Billie Jean King may have trashed Bobby Riggs in the Battle of the Sexes a quarter-century ago, but all she proved was that a woman tennis player at the top of her game could beat a guy way past his prime. Venus Williams wouldn't last long against Pete Sampras; it's safe to say that none of the top five female players could beat any man in the top 25.

The Battle of the Sexes may have raised consciousness, but it also set a misguided standard for women's athletic achievement. If men's performance is the yardstick, women are doomed to inferiority.

Luckily, the women's game can be enjoyed on its own terms: take women's tennis, which now exceeds its male counterpart in popularity. Many male soccer fans have been greatly impressed by the technical skill, finesse, and aggressiveness displayed by the women players. Women's basketball will never thrill those who require slam-dunks to enjoy a game, but contrary to the claims of its detractors, it hardly lacks in athleticism or even flamboyance.

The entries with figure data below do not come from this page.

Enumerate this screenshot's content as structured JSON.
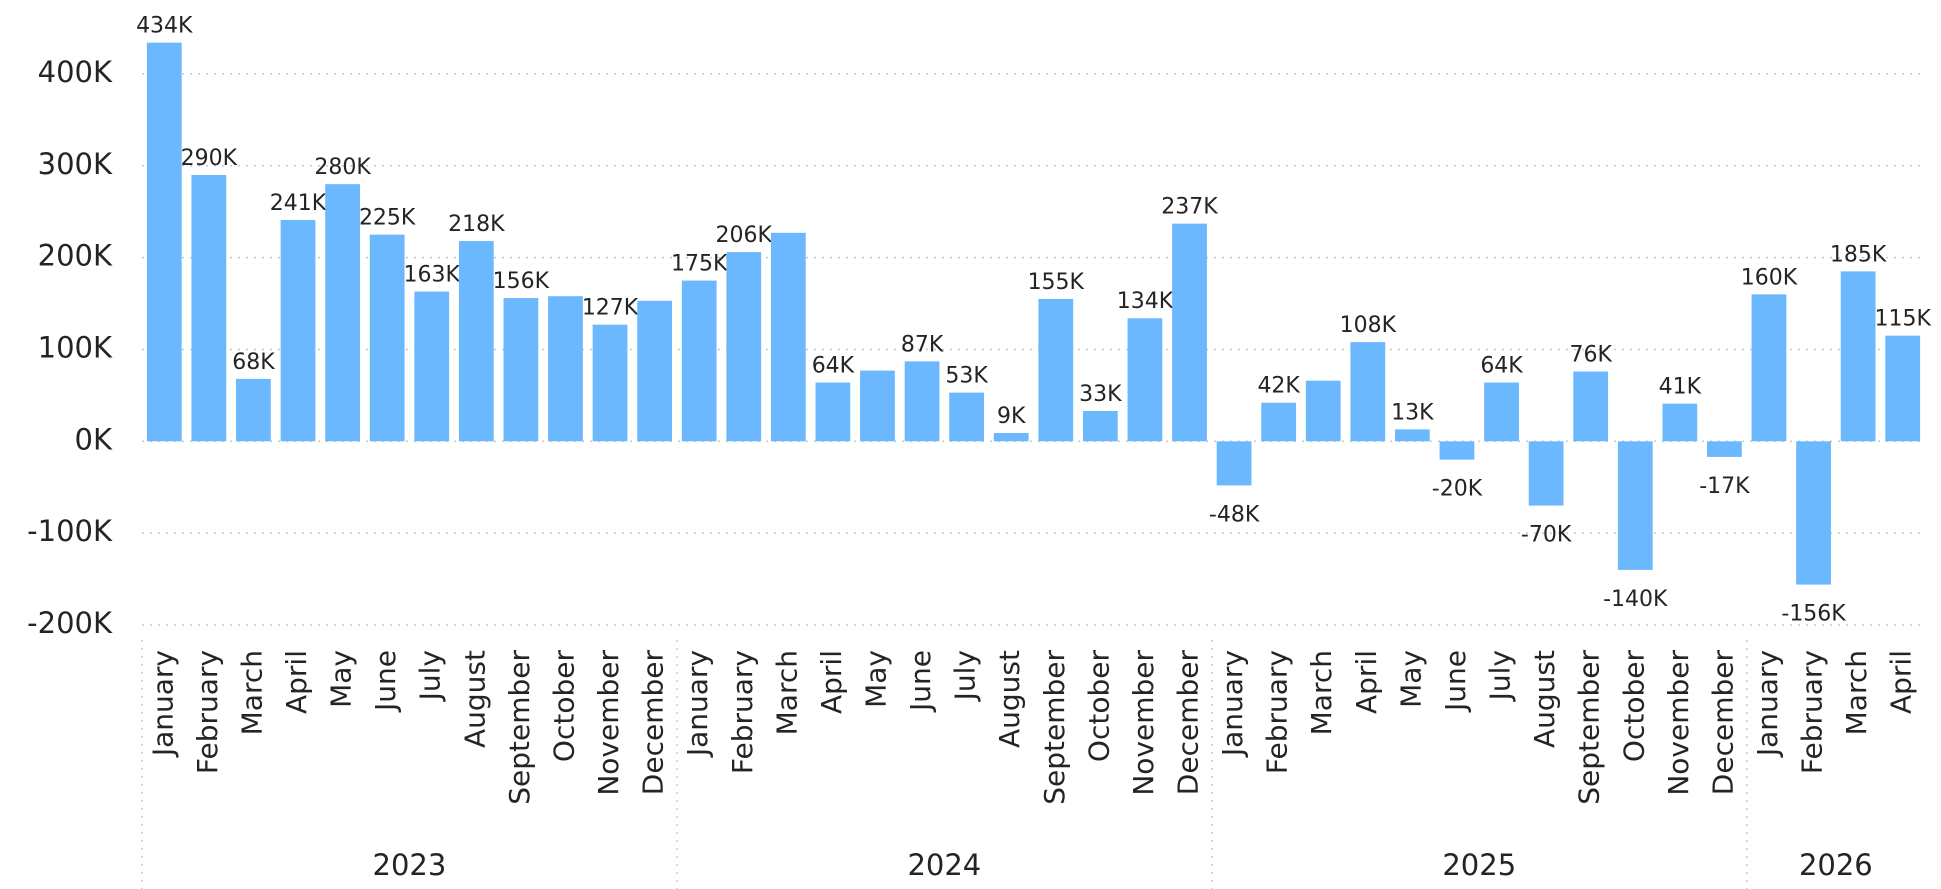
{
  "chart_data": {
    "type": "bar",
    "color": "#6cb8ff",
    "grid": true,
    "ylim": [
      -200000,
      450000
    ],
    "yticks": [
      {
        "value": -200000,
        "label": "-200K"
      },
      {
        "value": -100000,
        "label": "-100K"
      },
      {
        "value": 0,
        "label": "0K"
      },
      {
        "value": 100000,
        "label": "100K"
      },
      {
        "value": 200000,
        "label": "200K"
      },
      {
        "value": 300000,
        "label": "300K"
      },
      {
        "value": 400000,
        "label": "400K"
      }
    ],
    "groups": [
      {
        "name": "2023",
        "categories": [
          "January",
          "February",
          "March",
          "April",
          "May",
          "June",
          "July",
          "August",
          "September",
          "October",
          "November",
          "December"
        ],
        "values": [
          434000,
          290000,
          68000,
          241000,
          280000,
          225000,
          163000,
          218000,
          156000,
          158000,
          127000,
          153000
        ],
        "value_labels": [
          "434K",
          "290K",
          "68K",
          "241K",
          "280K",
          "225K",
          "163K",
          "218K",
          "156K",
          null,
          "127K",
          null
        ]
      },
      {
        "name": "2024",
        "categories": [
          "January",
          "February",
          "March",
          "April",
          "May",
          "June",
          "July",
          "August",
          "September",
          "October",
          "November",
          "December"
        ],
        "values": [
          175000,
          206000,
          227000,
          64000,
          77000,
          87000,
          53000,
          9000,
          155000,
          33000,
          134000,
          237000
        ],
        "value_labels": [
          "175K",
          "206K",
          null,
          "64K",
          null,
          "87K",
          "53K",
          "9K",
          "155K",
          "33K",
          "134K",
          "237K"
        ]
      },
      {
        "name": "2025",
        "categories": [
          "January",
          "February",
          "March",
          "April",
          "May",
          "June",
          "July",
          "August",
          "September",
          "October",
          "November",
          "December"
        ],
        "values": [
          -48000,
          42000,
          66000,
          108000,
          13000,
          -20000,
          64000,
          -70000,
          76000,
          -140000,
          41000,
          -17000
        ],
        "value_labels": [
          "-48K",
          "42K",
          null,
          "108K",
          "13K",
          "-20K",
          "64K",
          "-70K",
          "76K",
          "-140K",
          "41K",
          "-17K"
        ]
      },
      {
        "name": "2026",
        "categories": [
          "January",
          "February",
          "March",
          "April"
        ],
        "values": [
          160000,
          -156000,
          185000,
          115000
        ],
        "value_labels": [
          "160K",
          "-156K",
          "185K",
          "115K"
        ]
      }
    ]
  }
}
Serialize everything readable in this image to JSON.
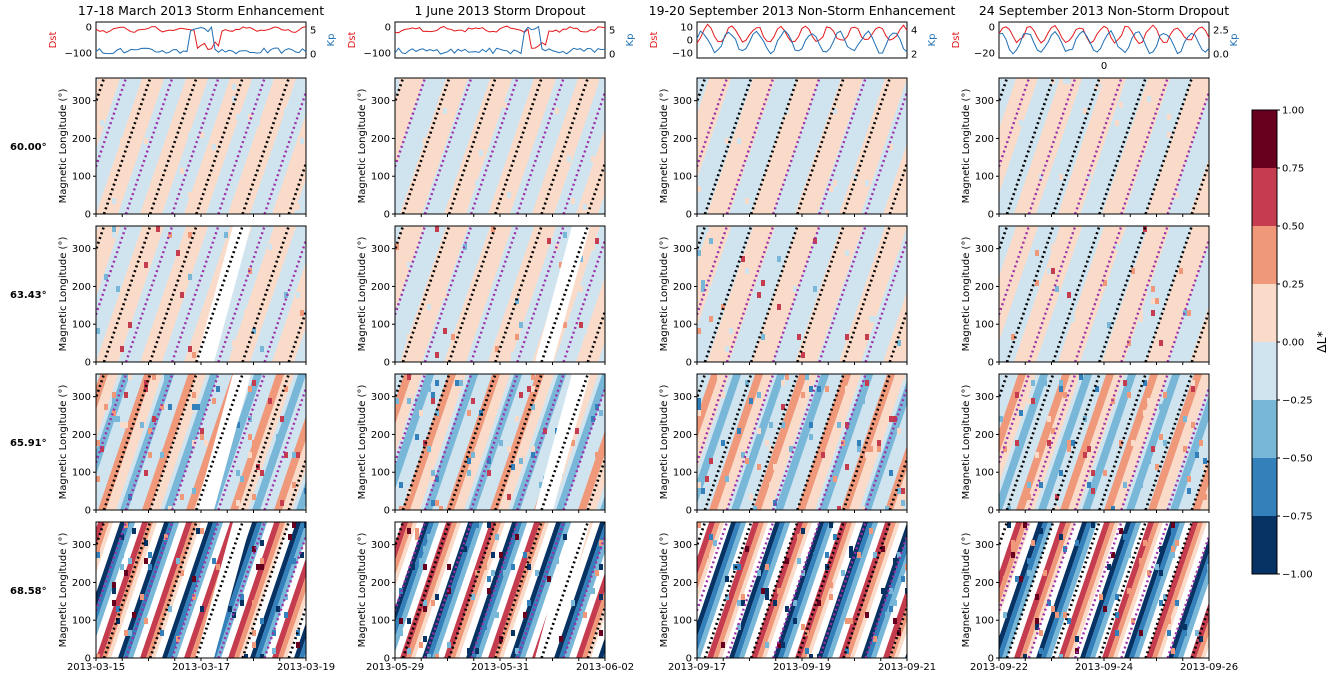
{
  "columns": [
    {
      "title": "17-18 March 2013 Storm Enhancement",
      "x_ticks": [
        "2013-03-15",
        "2013-03-17",
        "2013-03-19"
      ],
      "index_xticks": []
    },
    {
      "title": "1 June 2013 Storm Dropout",
      "x_ticks": [
        "2013-05-29",
        "2013-05-31",
        "2013-06-02"
      ],
      "index_xticks": []
    },
    {
      "title": "19-20 September 2013 Non-Storm Enhancement",
      "x_ticks": [
        "2013-09-17",
        "2013-09-19",
        "2013-09-21"
      ],
      "index_xticks": []
    },
    {
      "title": "24 September 2013 Non-Storm Dropout",
      "x_ticks": [
        "2013-09-22",
        "2013-09-24",
        "2013-09-26"
      ],
      "index_xticks": [
        "0"
      ]
    }
  ],
  "index_panels": [
    {
      "dst_ticks": [
        "0",
        "−100"
      ],
      "kp_ticks": [
        "5",
        "0"
      ]
    },
    {
      "dst_ticks": [
        "0",
        "−100"
      ],
      "kp_ticks": [
        "5",
        "0"
      ]
    },
    {
      "dst_ticks": [
        "10",
        "0",
        "−10"
      ],
      "kp_ticks": [
        "4",
        "2"
      ]
    },
    {
      "dst_ticks": [
        "0",
        "−20"
      ],
      "kp_ticks": [
        "2.5",
        "0.0"
      ]
    }
  ],
  "dst_label": "Dst",
  "kp_label": "Kp",
  "rows": [
    {
      "label": "60.00°"
    },
    {
      "label": "63.43°"
    },
    {
      "label": "65.91°"
    },
    {
      "label": "68.58°"
    }
  ],
  "ylabel": "Magnetic Longitude (°)",
  "y_ticks": [
    "0",
    "100",
    "200",
    "300"
  ],
  "colorbar": {
    "label": "ΔL*",
    "ticks": [
      "1.00",
      "0.75",
      "0.50",
      "0.25",
      "0.00",
      "−0.25",
      "−0.50",
      "−0.75",
      "−1.00"
    ],
    "colors": [
      "#67001f",
      "#c43c4e",
      "#f0987a",
      "#fadbc9",
      "#d0e4ef",
      "#79b7d8",
      "#3380ba",
      "#063264"
    ]
  },
  "colors": {
    "dst": "#e41a1c",
    "kp": "#1f6fb4",
    "trace_black": "#000000",
    "trace_purple": "#9b30a8"
  },
  "chart_data": {
    "type": "heatmap",
    "description_rows": "magnetic latitude",
    "x_unit": "date",
    "y_range": [
      0,
      360
    ],
    "color_range": [
      -1.0,
      1.0
    ],
    "panels_per_column": 4,
    "index_series": [
      {
        "name": "Dst",
        "ylim_event_1": [
          -130,
          20
        ]
      },
      {
        "name": "Kp",
        "ylim_event_1": [
          0,
          7
        ]
      }
    ]
  }
}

Yet there are some provocative lessons here for feminists. Women's sports are clearly incompatible with the notion, popular with some academic gender theorists, that the two sexes are not distinct biological categories but merely points on a continuum. (On a continuum, the women will be stuck in the basement. Another paradox is that in sports like basketball, where women are still battling for a place in the sun, long-term success may require distressing compromises—such as relatively paltry salaries and a truncated season.

Still, the encouraging news is that millions of Americans of all ages and both sexes are now watching the girls of summer without giving a thought to sexual politics. It's too early to tell whether women's basketball can ever duplicate the ascendancy of women's tennis or whether women can ever make soccer truly popular in the United States. For now, these sports have been normalized as a part of mainstream American culture. For all the compromises, that's truly revolutionary.